During a session on health equity, speakers urged NCCN conference attendees to continue to work to eliminate health disparities in cancer care for People of Color and members of the LGBTQ community. Disparities continue to persist across the cancer care continuum, they said.
"We have to be intentional about health equity," said Shonta Chambers, MSW, Executive Vice President for Health Equity Initiatives and Community Engagement at the Patient Advocate Foundation. She described how the foundation developed a social vulnerability index tool to use with U.S. counties to design and provide a co-pay assistance program for needy patients in certain underserved counties. Chambers said that "social needs navigation" can be just as important as medical navigation in helping vulnerable patients.
"Cancer doesn't discriminate, but the care we receive absolutely does discriminate," said Liz Margolies, LCSW, founder of the LGBT Cancer Network and Co-Chair of the NYC Lesbian Cancer Support Consortium. "Don't assume anything" when it comes to LGBTQ patients, she urged oncologists, noting to really listen to LGBTQ patients, earn their trust, and show openness in their office atmosphere (such as welcoming brochures and signage).

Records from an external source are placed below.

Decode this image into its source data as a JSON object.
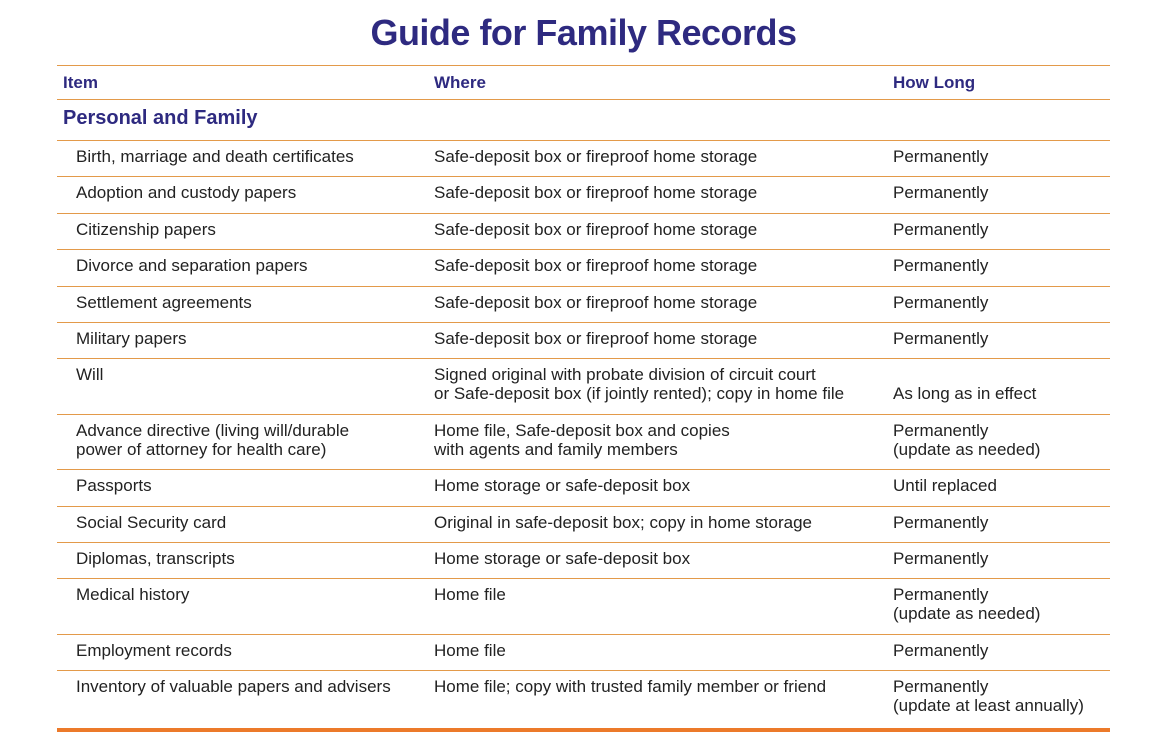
{
  "header": {
    "title": "Guide for Family Records"
  },
  "table": {
    "columns": [
      "Item",
      "Where",
      "How Long"
    ],
    "section": "Personal and Family",
    "rows": [
      [
        [
          "Birth, marriage and death certificates"
        ],
        [
          "Safe-deposit box or fireproof home storage"
        ],
        [
          "Permanently"
        ]
      ],
      [
        [
          "Adoption and custody papers"
        ],
        [
          "Safe-deposit box or fireproof home storage"
        ],
        [
          "Permanently"
        ]
      ],
      [
        [
          "Citizenship papers"
        ],
        [
          "Safe-deposit box or fireproof home storage"
        ],
        [
          "Permanently"
        ]
      ],
      [
        [
          "Divorce and separation papers"
        ],
        [
          "Safe-deposit box or fireproof home storage"
        ],
        [
          "Permanently"
        ]
      ],
      [
        [
          "Settlement agreements"
        ],
        [
          "Safe-deposit box or fireproof home storage"
        ],
        [
          "Permanently"
        ]
      ],
      [
        [
          "Military papers"
        ],
        [
          "Safe-deposit box or fireproof home storage"
        ],
        [
          "Permanently"
        ]
      ],
      [
        [
          "Will"
        ],
        [
          "Signed original with probate division of circuit court",
          "or Safe-deposit box (if jointly rented); copy in home file"
        ],
        [
          "As long as in effect"
        ]
      ],
      [
        [
          "Advance directive (living will/durable",
          "power of attorney for health care)"
        ],
        [
          "Home file, Safe-deposit box and copies",
          "with agents and family members"
        ],
        [
          "Permanently",
          "(update as needed)"
        ]
      ],
      [
        [
          "Passports"
        ],
        [
          "Home storage or safe-deposit box"
        ],
        [
          "Until replaced"
        ]
      ],
      [
        [
          "Social Security card"
        ],
        [
          "Original in safe-deposit box; copy in home storage"
        ],
        [
          "Permanently"
        ]
      ],
      [
        [
          "Diplomas, transcripts"
        ],
        [
          "Home storage or safe-deposit box"
        ],
        [
          "Permanently"
        ]
      ],
      [
        [
          "Medical history"
        ],
        [
          "Home file"
        ],
        [
          "Permanently",
          "(update as needed)"
        ]
      ],
      [
        [
          "Employment records"
        ],
        [
          "Home file"
        ],
        [
          "Permanently"
        ]
      ],
      [
        [
          "Inventory of valuable papers and advisers"
        ],
        [
          "Home file; copy with trusted family member or friend"
        ],
        [
          "Permanently",
          "(update at least annually)"
        ]
      ]
    ]
  }
}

Alyssa Schatz, MSW, NCCN's Senior Director of Policy and Advocacy, gave an update on the Elevating Cancer Equity initiative, a partnership of NCCN, the American Cancer Society Cancer Action Network, and the National Minority Quality Forum. As previously reported by Oncology Times, this plan has produced an equity report card with four domains for oncology professionals to assess their level of equity in providing cancer care. The report card also contains a total of 16 policy recommendations to improve health equity and reduce disparities in cancer care.
Schatz said NCCN plans to partner with five of its member institutions on a pilot project to evaluate the equity report card's feasibility of use in delivering high-quality cancer care to all patients regardless of their race, gender, education, or socioeconomic status.
The wide-ranging NCCN annual conference featured more than 30 educational sessions focusing on state-of-the-art practice algorithms for care across multiple cancer types; updates to NCCN Clinical Practice Guidelines in Oncology; new and emerging therapies; and best practices in oncology, including those for genetic risk assessment and counseling.
Peggy Eastman is a contributing writer.